Parenting stress does not just affect you but can also have an impact on your child or so claims a study.
According to researchers from Nanyang Technological University, Singapore, parenting stress can affect both the brains of the mother and the child.
Parenting stress is the result of parenting demands exceeding the coping resources that a parent has. Excessive parenting stress can block maternal sensitivity, thereby affecting the relationship with the child.
The study, published in Nature Scientific Reports, analysed the brain activity of 31 pairs of mother and child as they watched children’s animation clips together.
Mothers who reported higher levels of parenting stress had less synchrony in brain activity with their toddler compared to those who reported lower levels of the same.
Usually, when the parent and child show highly similar brain activity in the same areas of the brain, it suggests both are highly tuned into each other’s emotional condition.

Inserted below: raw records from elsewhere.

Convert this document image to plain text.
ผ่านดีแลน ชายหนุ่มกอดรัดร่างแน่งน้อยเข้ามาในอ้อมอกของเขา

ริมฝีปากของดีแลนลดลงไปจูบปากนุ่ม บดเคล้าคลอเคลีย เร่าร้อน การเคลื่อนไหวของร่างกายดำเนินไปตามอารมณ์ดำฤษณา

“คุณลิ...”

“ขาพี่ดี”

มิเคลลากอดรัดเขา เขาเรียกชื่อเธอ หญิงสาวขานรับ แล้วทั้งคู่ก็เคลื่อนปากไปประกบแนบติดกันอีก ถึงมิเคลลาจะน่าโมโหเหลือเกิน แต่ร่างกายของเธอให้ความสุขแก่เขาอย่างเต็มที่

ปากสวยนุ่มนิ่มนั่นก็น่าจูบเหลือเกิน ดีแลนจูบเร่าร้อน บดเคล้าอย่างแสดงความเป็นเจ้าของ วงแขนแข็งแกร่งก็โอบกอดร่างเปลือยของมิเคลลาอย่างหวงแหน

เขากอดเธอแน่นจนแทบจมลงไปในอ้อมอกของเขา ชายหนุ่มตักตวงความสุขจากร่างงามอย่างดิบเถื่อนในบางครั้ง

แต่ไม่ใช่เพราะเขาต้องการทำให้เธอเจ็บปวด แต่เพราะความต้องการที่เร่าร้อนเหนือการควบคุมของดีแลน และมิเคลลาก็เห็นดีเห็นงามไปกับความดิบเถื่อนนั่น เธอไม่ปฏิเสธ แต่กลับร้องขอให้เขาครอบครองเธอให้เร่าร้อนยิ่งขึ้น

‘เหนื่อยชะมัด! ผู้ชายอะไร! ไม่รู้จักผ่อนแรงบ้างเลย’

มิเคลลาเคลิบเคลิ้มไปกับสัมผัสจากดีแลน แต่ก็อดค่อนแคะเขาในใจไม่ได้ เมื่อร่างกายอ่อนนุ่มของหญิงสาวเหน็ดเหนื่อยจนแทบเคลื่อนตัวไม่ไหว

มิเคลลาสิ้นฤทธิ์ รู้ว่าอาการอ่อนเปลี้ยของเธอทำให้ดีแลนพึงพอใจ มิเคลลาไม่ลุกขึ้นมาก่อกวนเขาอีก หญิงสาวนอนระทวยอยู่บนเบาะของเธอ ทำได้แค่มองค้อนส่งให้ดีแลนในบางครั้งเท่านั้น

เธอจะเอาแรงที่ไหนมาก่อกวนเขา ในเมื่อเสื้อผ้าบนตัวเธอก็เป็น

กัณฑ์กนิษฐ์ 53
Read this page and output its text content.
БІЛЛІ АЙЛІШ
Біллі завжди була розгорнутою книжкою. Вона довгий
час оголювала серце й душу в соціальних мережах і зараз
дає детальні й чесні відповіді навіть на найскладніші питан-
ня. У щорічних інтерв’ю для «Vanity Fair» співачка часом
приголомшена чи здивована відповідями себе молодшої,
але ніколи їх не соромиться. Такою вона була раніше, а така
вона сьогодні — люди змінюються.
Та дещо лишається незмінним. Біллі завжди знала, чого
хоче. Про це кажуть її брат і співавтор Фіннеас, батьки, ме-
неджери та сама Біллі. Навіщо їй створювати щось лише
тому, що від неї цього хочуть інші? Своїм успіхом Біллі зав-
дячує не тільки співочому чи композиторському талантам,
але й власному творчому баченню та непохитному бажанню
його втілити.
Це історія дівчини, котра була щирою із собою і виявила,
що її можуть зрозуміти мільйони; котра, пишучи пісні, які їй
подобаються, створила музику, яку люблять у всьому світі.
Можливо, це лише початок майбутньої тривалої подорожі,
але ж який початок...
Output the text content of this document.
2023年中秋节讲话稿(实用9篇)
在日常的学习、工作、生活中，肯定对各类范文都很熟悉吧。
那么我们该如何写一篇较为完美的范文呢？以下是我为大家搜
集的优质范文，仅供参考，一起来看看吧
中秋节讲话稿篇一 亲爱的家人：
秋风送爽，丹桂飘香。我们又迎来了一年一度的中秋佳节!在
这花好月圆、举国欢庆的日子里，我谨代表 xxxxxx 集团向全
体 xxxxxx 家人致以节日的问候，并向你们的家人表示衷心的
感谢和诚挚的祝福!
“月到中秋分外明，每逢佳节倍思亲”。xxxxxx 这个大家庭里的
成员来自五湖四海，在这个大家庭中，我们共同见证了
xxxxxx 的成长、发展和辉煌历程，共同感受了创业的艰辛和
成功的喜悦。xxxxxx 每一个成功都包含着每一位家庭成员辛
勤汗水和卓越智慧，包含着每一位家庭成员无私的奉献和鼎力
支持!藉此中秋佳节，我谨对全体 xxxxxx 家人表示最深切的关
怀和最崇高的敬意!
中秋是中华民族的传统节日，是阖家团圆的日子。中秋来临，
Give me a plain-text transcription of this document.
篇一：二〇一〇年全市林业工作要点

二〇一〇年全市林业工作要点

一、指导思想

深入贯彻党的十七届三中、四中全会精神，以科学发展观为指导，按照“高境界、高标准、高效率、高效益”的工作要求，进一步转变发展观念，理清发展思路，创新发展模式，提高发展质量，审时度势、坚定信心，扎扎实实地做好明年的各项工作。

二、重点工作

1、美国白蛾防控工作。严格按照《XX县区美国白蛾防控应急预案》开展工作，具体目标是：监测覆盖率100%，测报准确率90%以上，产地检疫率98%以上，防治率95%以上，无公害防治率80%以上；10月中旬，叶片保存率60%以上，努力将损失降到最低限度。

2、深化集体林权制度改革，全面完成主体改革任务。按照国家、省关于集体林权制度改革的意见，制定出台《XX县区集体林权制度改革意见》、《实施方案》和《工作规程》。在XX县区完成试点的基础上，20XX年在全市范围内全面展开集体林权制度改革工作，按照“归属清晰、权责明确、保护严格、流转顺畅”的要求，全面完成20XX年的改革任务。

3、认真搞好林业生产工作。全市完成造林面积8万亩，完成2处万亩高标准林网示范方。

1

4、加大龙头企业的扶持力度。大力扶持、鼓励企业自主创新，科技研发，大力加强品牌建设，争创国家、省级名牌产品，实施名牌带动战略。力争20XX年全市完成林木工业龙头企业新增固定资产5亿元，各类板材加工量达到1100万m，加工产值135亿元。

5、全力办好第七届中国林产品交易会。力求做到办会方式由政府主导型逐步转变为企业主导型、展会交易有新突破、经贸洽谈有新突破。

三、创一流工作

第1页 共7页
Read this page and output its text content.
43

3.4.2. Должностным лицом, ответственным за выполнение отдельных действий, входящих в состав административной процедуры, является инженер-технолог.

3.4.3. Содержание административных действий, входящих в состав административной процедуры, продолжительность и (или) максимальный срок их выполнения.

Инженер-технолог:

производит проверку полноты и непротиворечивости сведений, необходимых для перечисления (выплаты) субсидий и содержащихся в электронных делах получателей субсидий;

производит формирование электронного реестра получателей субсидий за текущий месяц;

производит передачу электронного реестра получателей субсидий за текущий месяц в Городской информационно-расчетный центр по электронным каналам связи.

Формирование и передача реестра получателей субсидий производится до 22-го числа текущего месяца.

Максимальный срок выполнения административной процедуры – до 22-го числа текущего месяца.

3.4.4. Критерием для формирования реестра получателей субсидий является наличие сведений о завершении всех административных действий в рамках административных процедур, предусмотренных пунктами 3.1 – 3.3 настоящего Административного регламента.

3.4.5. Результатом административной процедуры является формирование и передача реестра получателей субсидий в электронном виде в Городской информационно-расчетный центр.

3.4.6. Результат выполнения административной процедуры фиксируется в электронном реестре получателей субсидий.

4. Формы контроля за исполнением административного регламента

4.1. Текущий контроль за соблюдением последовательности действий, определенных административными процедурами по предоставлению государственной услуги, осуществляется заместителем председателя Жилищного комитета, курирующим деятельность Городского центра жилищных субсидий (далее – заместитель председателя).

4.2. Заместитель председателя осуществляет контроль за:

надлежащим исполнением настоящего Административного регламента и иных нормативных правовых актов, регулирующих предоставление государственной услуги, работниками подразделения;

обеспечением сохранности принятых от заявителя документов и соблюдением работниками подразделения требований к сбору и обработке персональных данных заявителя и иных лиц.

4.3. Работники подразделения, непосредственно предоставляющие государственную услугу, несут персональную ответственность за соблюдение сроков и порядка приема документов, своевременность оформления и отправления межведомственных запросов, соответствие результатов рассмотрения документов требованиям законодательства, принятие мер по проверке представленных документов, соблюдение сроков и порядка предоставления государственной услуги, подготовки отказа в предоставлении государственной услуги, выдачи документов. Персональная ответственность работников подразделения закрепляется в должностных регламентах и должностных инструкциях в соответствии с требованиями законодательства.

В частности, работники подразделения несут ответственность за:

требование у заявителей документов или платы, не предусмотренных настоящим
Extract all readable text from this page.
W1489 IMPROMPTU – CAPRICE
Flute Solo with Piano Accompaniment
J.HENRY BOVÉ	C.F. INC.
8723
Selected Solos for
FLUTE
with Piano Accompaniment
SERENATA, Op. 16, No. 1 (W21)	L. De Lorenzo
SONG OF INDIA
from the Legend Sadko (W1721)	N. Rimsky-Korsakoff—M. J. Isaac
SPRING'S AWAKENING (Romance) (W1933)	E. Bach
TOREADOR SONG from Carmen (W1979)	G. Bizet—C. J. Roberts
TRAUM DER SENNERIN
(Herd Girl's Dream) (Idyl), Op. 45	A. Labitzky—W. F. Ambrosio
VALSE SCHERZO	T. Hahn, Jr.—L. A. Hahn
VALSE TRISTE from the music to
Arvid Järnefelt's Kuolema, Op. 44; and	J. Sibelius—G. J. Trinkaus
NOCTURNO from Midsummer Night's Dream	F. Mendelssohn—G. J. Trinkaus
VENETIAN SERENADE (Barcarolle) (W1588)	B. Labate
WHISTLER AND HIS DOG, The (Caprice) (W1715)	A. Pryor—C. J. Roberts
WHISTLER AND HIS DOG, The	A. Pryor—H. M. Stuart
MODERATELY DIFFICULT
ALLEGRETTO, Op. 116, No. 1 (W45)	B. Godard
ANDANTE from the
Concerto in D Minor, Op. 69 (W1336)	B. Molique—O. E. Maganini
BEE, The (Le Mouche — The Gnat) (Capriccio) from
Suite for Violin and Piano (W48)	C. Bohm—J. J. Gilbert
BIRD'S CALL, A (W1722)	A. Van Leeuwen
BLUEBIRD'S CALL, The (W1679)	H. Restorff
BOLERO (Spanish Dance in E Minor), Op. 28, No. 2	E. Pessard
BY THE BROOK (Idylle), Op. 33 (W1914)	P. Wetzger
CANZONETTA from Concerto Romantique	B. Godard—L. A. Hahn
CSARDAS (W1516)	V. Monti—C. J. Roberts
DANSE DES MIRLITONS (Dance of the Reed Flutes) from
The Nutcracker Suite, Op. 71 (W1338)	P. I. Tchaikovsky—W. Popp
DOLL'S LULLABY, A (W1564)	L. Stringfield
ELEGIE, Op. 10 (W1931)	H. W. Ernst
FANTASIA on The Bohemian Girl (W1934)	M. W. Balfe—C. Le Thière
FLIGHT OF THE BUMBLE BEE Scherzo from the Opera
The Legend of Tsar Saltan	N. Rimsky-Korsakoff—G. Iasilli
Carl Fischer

“Our study shows that parenting stress may very well weaken mother-child communication early in the process of social interaction. Our observations likely stem from the stressed mother’s reduced ability to share her child’s perspective. This inability to appreciate the child’s viewpoint may reduce the quality of parental engagement and undermine the mother-child relationship in the long run,” senior author and assistant professor Gianluca Esposito.